Większość posłów opowiedziała się w środowym głosowaniu przeciwko liberalizacji przepisów dotyczących aborcji, odrzucając projekt autorstwa Ruchu Palikota, który dopuszczał przerwanie ciąży w pierwszych 12 tygodniach. Posłowie opowiedzieli się natomiast za dalszymi pracami nad projektem autorstwa Solidarnej Polski, który przewiduje zakaz aborcji ze względu na upośledzenie płodu.
Mamy kolejny dowód na to, że w Polsce rządzi cały czas PO-PiS, konserwatywne siły górą. Tu nie ma co komentować, jest mi po prostu wstyd, głównie za ludzi z Platformy, którzy zagłosowali w ten sposób - powiedział PAP rzecznik klubu RP Andrzej Rozenek.
Za odrzuceniem projektu RP głosowało 191 posłów PO, przeciw było 4 (m.in. Iwona Guzowska), a 6 wstrzymało się od głosu (m.in. Agnieszka Kozłowska-Rajewicz). Z kolei przeciwko odrzuceniu projektu ustawy autorstwa SP głosowało 40 posłów PO (m.in. John Godson, Jacek Żalek), wstrzymało się od głosu 28 posłów (m.in. Jarosław Gowin); za odrzuceniem projektu głosowało 194 posłów.
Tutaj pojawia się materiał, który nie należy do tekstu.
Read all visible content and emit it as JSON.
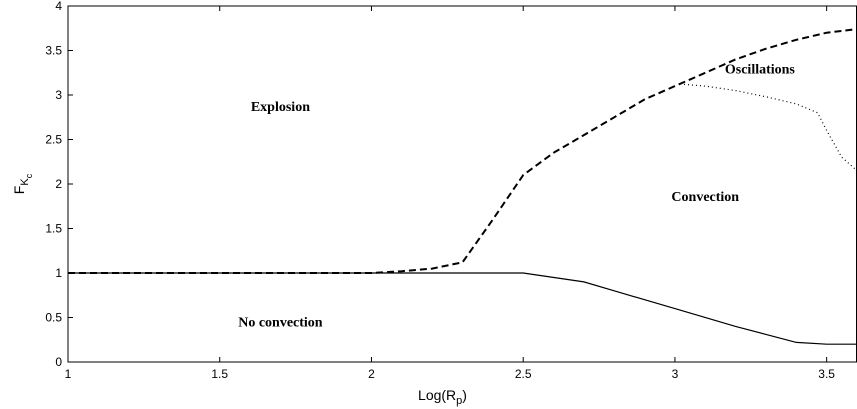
{
  "chart_data": {
    "type": "line",
    "xlabel": "Log(R_p)",
    "ylabel": "F_K_c",
    "xlim": [
      1,
      3.6
    ],
    "ylim": [
      0,
      4
    ],
    "grid": false,
    "xticks": [
      "1",
      "1.5",
      "2",
      "2.5",
      "3",
      "3.5"
    ],
    "yticks": [
      "0",
      "0.5",
      "1",
      "1.5",
      "2",
      "2.5",
      "3",
      "3.5",
      "4"
    ],
    "series": [
      {
        "style": "dashed",
        "x": [
          1.0,
          2.0,
          2.1,
          2.2,
          2.3,
          2.4,
          2.5,
          2.6,
          2.7,
          2.8,
          2.9,
          3.0,
          3.1,
          3.2,
          3.3,
          3.4,
          3.5,
          3.6
        ],
        "y": [
          1.0,
          1.0,
          1.02,
          1.05,
          1.12,
          1.6,
          2.1,
          2.35,
          2.55,
          2.75,
          2.95,
          3.1,
          3.25,
          3.4,
          3.52,
          3.62,
          3.7,
          3.74
        ]
      },
      {
        "style": "solid",
        "x": [
          1.0,
          2.0,
          2.5,
          2.7,
          2.8,
          3.0,
          3.2,
          3.3,
          3.4,
          3.5,
          3.6
        ],
        "y": [
          1.0,
          1.0,
          1.0,
          0.9,
          0.8,
          0.6,
          0.4,
          0.31,
          0.22,
          0.2,
          0.2
        ]
      },
      {
        "style": "dotted",
        "x": [
          3.03,
          3.1,
          3.2,
          3.3,
          3.4,
          3.47,
          3.5,
          3.55,
          3.6
        ],
        "y": [
          3.12,
          3.1,
          3.05,
          2.98,
          2.9,
          2.8,
          2.6,
          2.3,
          2.15
        ]
      }
    ],
    "annotations": [
      {
        "text": "Explosion",
        "x": 1.7,
        "y": 2.82
      },
      {
        "text": "Oscillations",
        "x": 3.28,
        "y": 3.24
      },
      {
        "text": "Convection",
        "x": 3.1,
        "y": 1.81
      },
      {
        "text": "No convection",
        "x": 1.7,
        "y": 0.4
      }
    ]
  }
}
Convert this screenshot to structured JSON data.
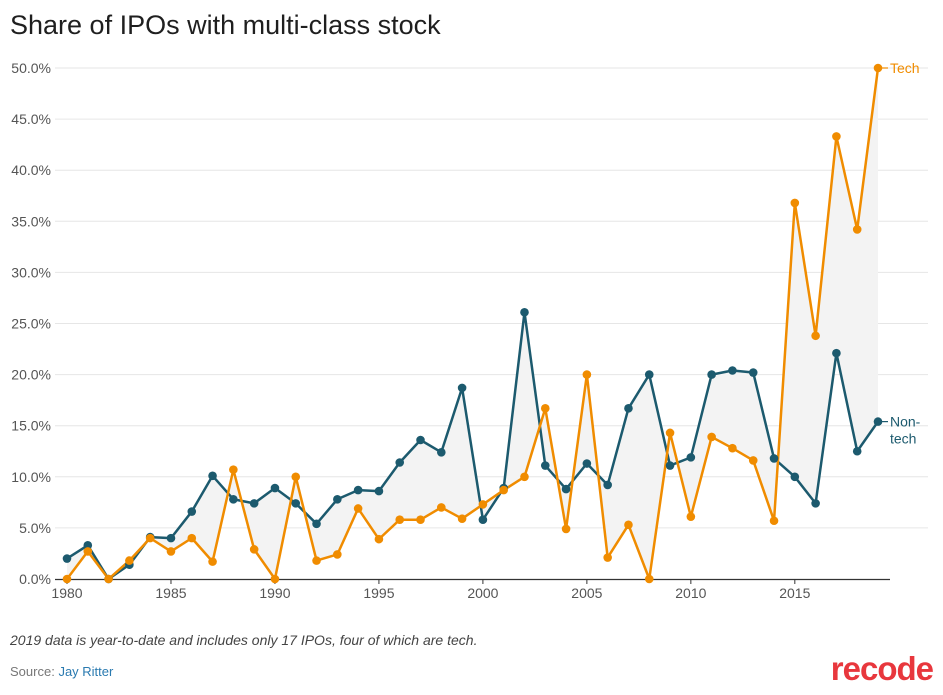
{
  "title": "Share of IPOs with multi-class stock",
  "note": "2019 data is year-to-date and includes only 17 IPOs, four of which are tech.",
  "source": {
    "label": "Source:",
    "link_text": "Jay Ritter"
  },
  "logo_text": "recode",
  "colors": {
    "tech": "#f08c00",
    "nontech": "#1c5a6e",
    "fill": "#f3f3f3",
    "grid": "#e6e6e6",
    "axis": "#333333",
    "link": "#2a7ab0",
    "logo": "#e8373d"
  },
  "chart_data": {
    "type": "line",
    "title": "Share of IPOs with multi-class stock",
    "x": [
      1980,
      1981,
      1982,
      1983,
      1984,
      1985,
      1986,
      1987,
      1988,
      1989,
      1990,
      1991,
      1992,
      1993,
      1994,
      1995,
      1996,
      1997,
      1998,
      1999,
      2000,
      2001,
      2002,
      2003,
      2004,
      2005,
      2006,
      2007,
      2008,
      2009,
      2010,
      2011,
      2012,
      2013,
      2014,
      2015,
      2016,
      2017,
      2018,
      2019
    ],
    "xticks": [
      1980,
      1985,
      1990,
      1995,
      2000,
      2005,
      2010,
      2015
    ],
    "xlim": [
      1980,
      2019
    ],
    "ylim": [
      0,
      50
    ],
    "yticks": [
      0,
      5,
      10,
      15,
      20,
      25,
      30,
      35,
      40,
      45,
      50
    ],
    "ytick_labels": [
      "0.0%",
      "5.0%",
      "10.0%",
      "15.0%",
      "20.0%",
      "25.0%",
      "30.0%",
      "35.0%",
      "40.0%",
      "45.0%",
      "50.0%"
    ],
    "grid": true,
    "series": [
      {
        "name": "Tech",
        "label_lines": [
          "Tech"
        ],
        "color": "#f08c00",
        "values": [
          0,
          2.7,
          0,
          1.8,
          4.0,
          2.7,
          4.0,
          1.7,
          10.7,
          2.9,
          0,
          10.0,
          1.8,
          2.4,
          6.9,
          3.9,
          5.8,
          5.8,
          7.0,
          5.9,
          7.3,
          8.7,
          10.0,
          16.7,
          4.9,
          20.0,
          2.1,
          5.3,
          0,
          14.3,
          6.1,
          13.9,
          12.8,
          11.6,
          5.7,
          36.8,
          23.8,
          43.3,
          34.2,
          50.0
        ]
      },
      {
        "name": "Non-tech",
        "label_lines": [
          "Non-",
          "tech"
        ],
        "color": "#1c5a6e",
        "values": [
          2.0,
          3.3,
          0,
          1.4,
          4.1,
          4.0,
          6.6,
          10.1,
          7.8,
          7.4,
          8.9,
          7.4,
          5.4,
          7.8,
          8.7,
          8.6,
          11.4,
          13.6,
          12.4,
          18.7,
          5.8,
          8.9,
          26.1,
          11.1,
          8.8,
          11.3,
          9.2,
          16.7,
          20.0,
          11.1,
          11.9,
          20.0,
          20.4,
          20.2,
          11.8,
          10.0,
          7.4,
          22.1,
          12.5,
          15.4
        ]
      }
    ]
  }
}
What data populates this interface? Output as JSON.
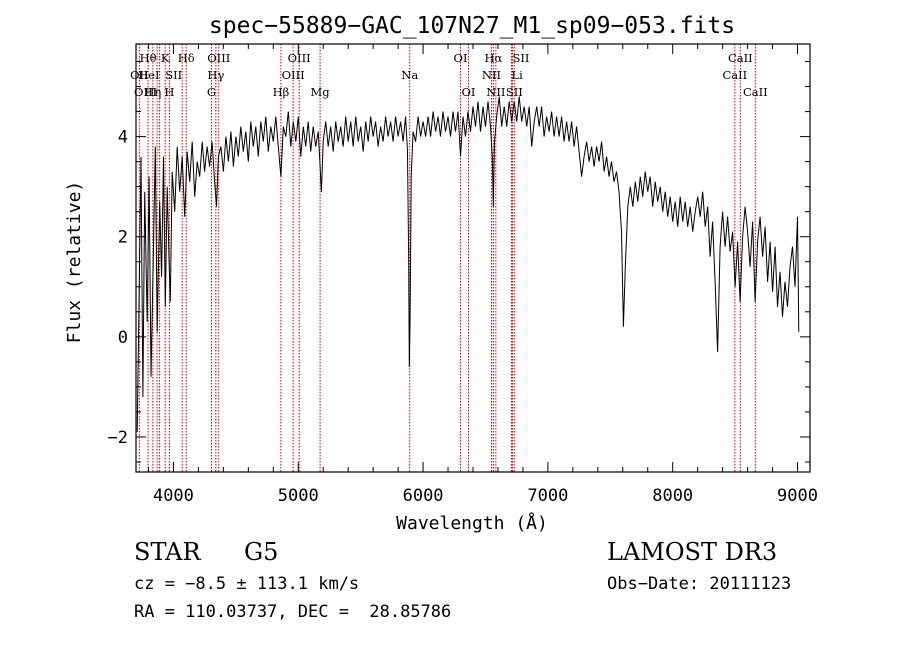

Poseł Ruchu Armand Ryfiński uważa, że mamy do czynienia z "katokalipsą" - słowo takie bliskie apokalipsy. Według niego środowe decyzje posłów ws. projektów cofają nas do średniowiecza. Ryfiński uważa, że odrzucony projekt Ruchu Palikota dawał kobietom możliwość decydowania o własnym ciele, o własnym życiu i zapewniałby im bezpieczeństwo.
Politykom Platformy - poza czterema wyjątkami, które głosowały tak jak Ruch Palikota - jest po prostu zupełnie obcy interes kobiet i ich zdrowie. Bo przecież ok. 200 tys. aborcji dokonywanych jest w podziemiu aborcyjnym, ale oni mają to po prostu w nosie, że kobiety często w warunkach urągających ludzkiej godności muszą dokonywać tych zabiegów - powiedział poseł Ruchu.